Heartbeat Away From Capture

Summary: This very short story was inspired by Fatal Edition.

Disclaimer: Early Edition characters belong to whoever created them. No copyright infringement intended. No profit is being made. Some of the dialogue that appears in this story is not my own, but belongs to the writer of the episode "Fatal Edition."

Author: Tracy Diane Miller

E-mail address: tdmiller82@hotmail.com



Heartbeat Away From Capture

It's funny the things that you take for granted, that is, until you lose them. Perhaps it is because you always expect them to be there for your enjoyment. Like the sun, vainglorious in its splendor. An exuberant moon, radiant after spending its days in blissful hibernation. A lake, silently guarding its own demons, despite the peaceful and unpretentious flow of restless waves.

And freedom. Especially freedom for it is the license to enjoy all these natural wonders.

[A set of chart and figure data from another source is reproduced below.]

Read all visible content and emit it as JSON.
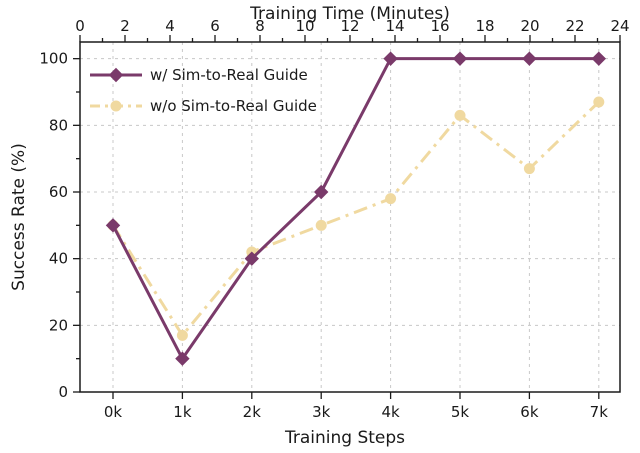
{
  "chart_data": {
    "type": "line",
    "categories": [
      "0k",
      "1k",
      "2k",
      "3k",
      "4k",
      "5k",
      "6k",
      "7k"
    ],
    "series": [
      {
        "name": "w/ Sim-to-Real Guide",
        "color": "#7a3a6a",
        "marker": "diamond",
        "line_style": "solid",
        "values": [
          50,
          10,
          40,
          60,
          100,
          100,
          100,
          100
        ]
      },
      {
        "name": "w/o Sim-to-Real Guide",
        "color": "#f0d9a0",
        "marker": "circle",
        "line_style": "dash-dot",
        "values": [
          50,
          17,
          42,
          50,
          58,
          83,
          67,
          87
        ]
      }
    ],
    "xlabel": "Training Steps",
    "ylabel": "Success Rate (%)",
    "ylim": [
      0,
      105
    ],
    "yticks": [
      0,
      20,
      40,
      60,
      80,
      100
    ],
    "top_axis": {
      "label": "Training Time (Minutes)",
      "range": [
        0,
        24
      ],
      "ticks": [
        0,
        2,
        4,
        6,
        8,
        10,
        12,
        14,
        16,
        18,
        20,
        22,
        24
      ]
    },
    "grid": true,
    "legend_position": "top-left"
  }
}
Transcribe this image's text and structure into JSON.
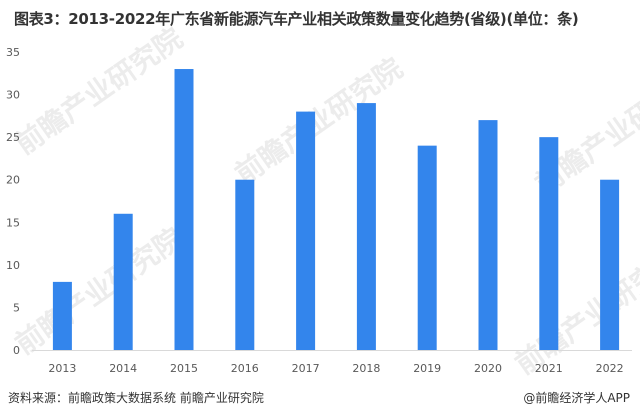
{
  "chart_data": {
    "type": "bar",
    "title": "图表3：2013-2022年广东省新能源汽车产业相关政策数量变化趋势(省级)(单位：条)",
    "categories": [
      "2013",
      "2014",
      "2015",
      "2016",
      "2017",
      "2018",
      "2019",
      "2020",
      "2021",
      "2022"
    ],
    "values": [
      8,
      16,
      33,
      20,
      28,
      29,
      24,
      27,
      25,
      20
    ],
    "ylim": [
      0,
      35
    ],
    "yticks": [
      0,
      5,
      10,
      15,
      20,
      25,
      30,
      35
    ],
    "grid": false,
    "bar_color": "#3385EC",
    "xlabel": "",
    "ylabel": ""
  },
  "footer": {
    "source": "资料来源：前瞻政策大数据系统 前瞻产业研究院",
    "credit": "@前瞻经济学人APP"
  },
  "watermark": "前瞻产业研究院"
}
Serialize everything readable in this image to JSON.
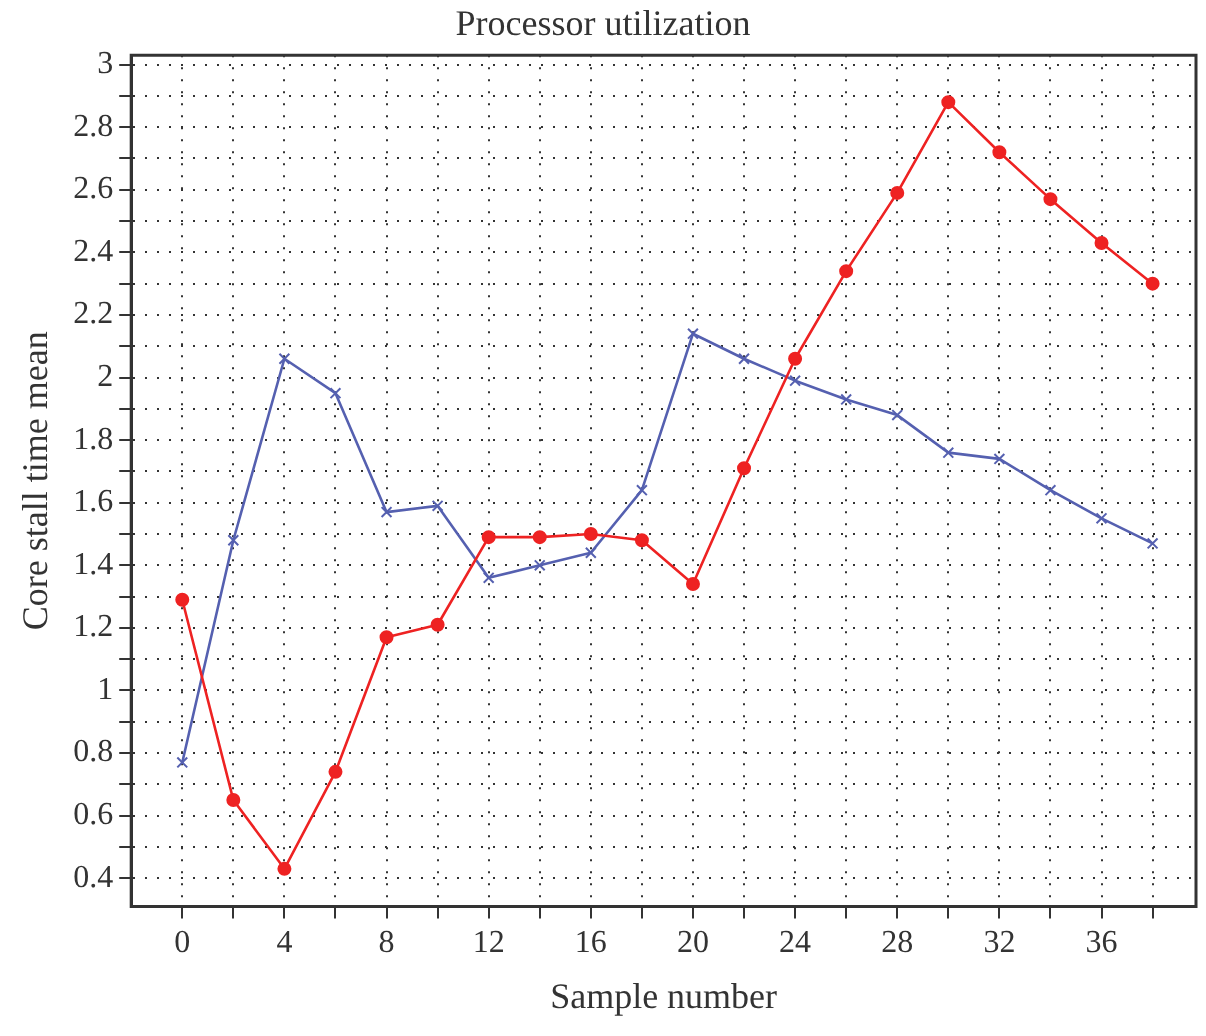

You think of freedom as a given. Wake up in your own bed after silently cursing the boisterous wail of an obtrusive and unsympathetic alarm clock. Even with your days spent answering the call of a futuristic newspaper with its roster of unsuspecting victims, you are free to walk (okay, run in most cases) through the city. You can fill your lungs with the air, arguably polluted by the odor of impatience and unkindness as people scurry about their daily lives mortgaging common courtesy in favor of meeting the demands of their frantic schedules. But still the air is there for you to openly enjoy and embrace. Not like now. Now you lurk in the shadows, branded as a criminal, a scourge to public safety.

A killer.

The air that kisses your lungs feels like stolen breaths. It feels as if you are inhaling the stench of your own fear knowing that you are a heartbeat away from capture. And the hot dog that you had so often enjoyed at a ball game becomes a beggar's meal of sorts, your reward for saving a life.

Gary had rescued Joe from the shower of bullets rained on the parking lot attendant's car in a drive by, execution style shooting. Joe was expectedly agitated having twice cheated a date with the Grim Reaper. Gary had told Marissa and Brigatti that he believed that Joe was somehow connected to Scanlon's murder.

Gary's mind quickly replayed the events from last night. Brigatti. He had put his life on the line in coming to her and she had turned him away. Fatigue and desperation whipped his body and spirit when he showed up at her townhouse pleading for her help. His eyes, also glazed over with these emotions, searched for that tiny gleam emanating from her eyes that would tell him that she believed him and that she would help him. But it wasn't there.

Instead, she pointed her gun at him demanding that he stop when she saw that he was slowly backing away intending to escape because he realized that she planned to turn him in.

"Or what?" He challenged defiantly, maybe with a twinge of arrogance in his voice born from pure exhaustion. He was so tired. And despite his devastation that she had refused to help him, he knew that she wouldn't fire that gun, she wouldn't shoot him in the back, to impede his escape.

"I was a valued informant." Joe explained.

Joe told him about the murder for hire story that Scanlon was working on. Scanlon may have been as tenacious as a dog with a bone when it came to exposing the seedy underbelly of Chicago for journalistic accolades, but Gary suspected that it was the egotistical columnist appetite for dirt that had cost him his life.

Murder for hire operation. Gary was sure that was the domino that started this deadly nightmare. Joe didn't have any other information. Gary knew that he needed someone who would be able to find out about this murder for hire operation Scanlon had been working on just before he died. An idea sparked in his head. He knew whom he could go to for help.

As Gary walked away from that alley still cautious to remain undiscovered and resolving to learn the truth, he was painfully aware that he was a heartbeat away from capture.